C'est autour de cet événement historique que tourne la série "Barbares" dernier cru Netflix de cet automne 2020. Commençons par les points positifs, c'est une série qui porte sur Rome et sa relation aux populations dites "barbares", c'est assez rare pour être apprécié. Surtout que les réalisateurs font l'effort de faire parler les romains en latin ! Et ça c'est grave stylé !! Le rythme est très bon, on est tout de suite pris dedans sans jamais décrocher : les six épisodes se regardent avec une facilité incroyable ! Les décors sont bons, l'ambiance est bonne, mis à part deux trois détails on s'y croirait.
Les points négatifs, sans vouloir répéter ce qui a été dit dans d'autres critiques, tournent principalement autour de la psychologie des personnages (Thusnelda est agaçante, Wolfspeer un peu neuneu).
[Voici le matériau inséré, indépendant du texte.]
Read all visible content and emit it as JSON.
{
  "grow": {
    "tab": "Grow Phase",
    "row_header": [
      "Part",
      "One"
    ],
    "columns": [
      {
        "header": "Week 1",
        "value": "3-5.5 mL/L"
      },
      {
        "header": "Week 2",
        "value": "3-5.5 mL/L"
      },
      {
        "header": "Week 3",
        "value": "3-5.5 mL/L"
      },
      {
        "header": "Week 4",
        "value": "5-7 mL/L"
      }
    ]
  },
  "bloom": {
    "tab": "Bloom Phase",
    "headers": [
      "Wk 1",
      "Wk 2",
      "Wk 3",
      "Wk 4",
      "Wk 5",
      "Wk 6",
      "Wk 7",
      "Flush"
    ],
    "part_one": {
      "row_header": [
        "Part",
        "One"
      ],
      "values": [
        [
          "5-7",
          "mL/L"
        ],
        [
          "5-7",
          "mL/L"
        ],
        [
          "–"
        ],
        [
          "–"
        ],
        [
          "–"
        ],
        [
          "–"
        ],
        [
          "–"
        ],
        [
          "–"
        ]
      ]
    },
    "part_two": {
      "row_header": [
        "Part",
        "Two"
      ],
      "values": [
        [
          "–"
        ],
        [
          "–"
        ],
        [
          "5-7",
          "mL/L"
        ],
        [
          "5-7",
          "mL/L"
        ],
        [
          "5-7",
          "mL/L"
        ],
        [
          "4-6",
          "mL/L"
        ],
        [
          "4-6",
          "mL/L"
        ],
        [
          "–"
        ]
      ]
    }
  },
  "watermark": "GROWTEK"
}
Seul le personnage d'Arminius tient à peu près la route (et encore, certaines scènes m'ont laissé un peu pantois sans vouloir spoiler, elles sont sur la fin).
Autre point négatif, mais qui n'est pas si important (ça l'est quand même un peu) que cela lorsqu'on regarde une série, c'est la cohérence historique. J'ai lu dans les critiques ici que certains se plaignent que la bataille soit pas comme ce qu'ils ont lu chez Tacite, Velleius Paterculus ou Dion Cassus, mais franchement les gars y'a pas non plus de quoi faire un scandale. Tout le monde n'est pas forcément aussi tatillon sur le respect des faits historiques, et je pense que les scénaristes avaient conscience des sources latines et de l'historiographie récente, et qu'ils ont simplement décidé délibérément d'adapter librement l'histoire afin de servir le scénario.
Par exemple, si l'on suit les informations de l'historien romain Velleius Paterculus, Arminius n'était pas le fils adoptif de Varus, il a été à Rome pendant sa jeunesse, puis sert l'armée Romaine. Après avoir servi l'armée romaine il devient chef des Chérusques en succédant à son père Sigimer.
Dans la série, le lien père/fils purement fictionnel entre Varus et Arminius sert la dramatisation du récit.
Je vous recopie ici le passage pour que vous puissiez comparez, la référence c'est Histoire Romaine de Velleius Paterculus, Livre II, CXVIII-CXIX
Alors un jeune homme noble, courageux, intelligent, d'une vivacité d'esprit extraordinaire chez un barbare et qui portait sur son visage et dans ses yeux l'ardeur de son âme, Arminius, fils de Sigimer chef de cette nation, après nous avoir fidèlement servis dans la campagne précédente et avoir même reçu de nous le droit de cité et le rang de chevalier, trouva dans la faiblesse de notre général l'occasion de son crime. Il avait pensé, non sans raison, que personne n'est plus rapidement abattu que celui qui est sans inquiétude et que la confiance aveugle est la cause la plus ordinaire des désastres.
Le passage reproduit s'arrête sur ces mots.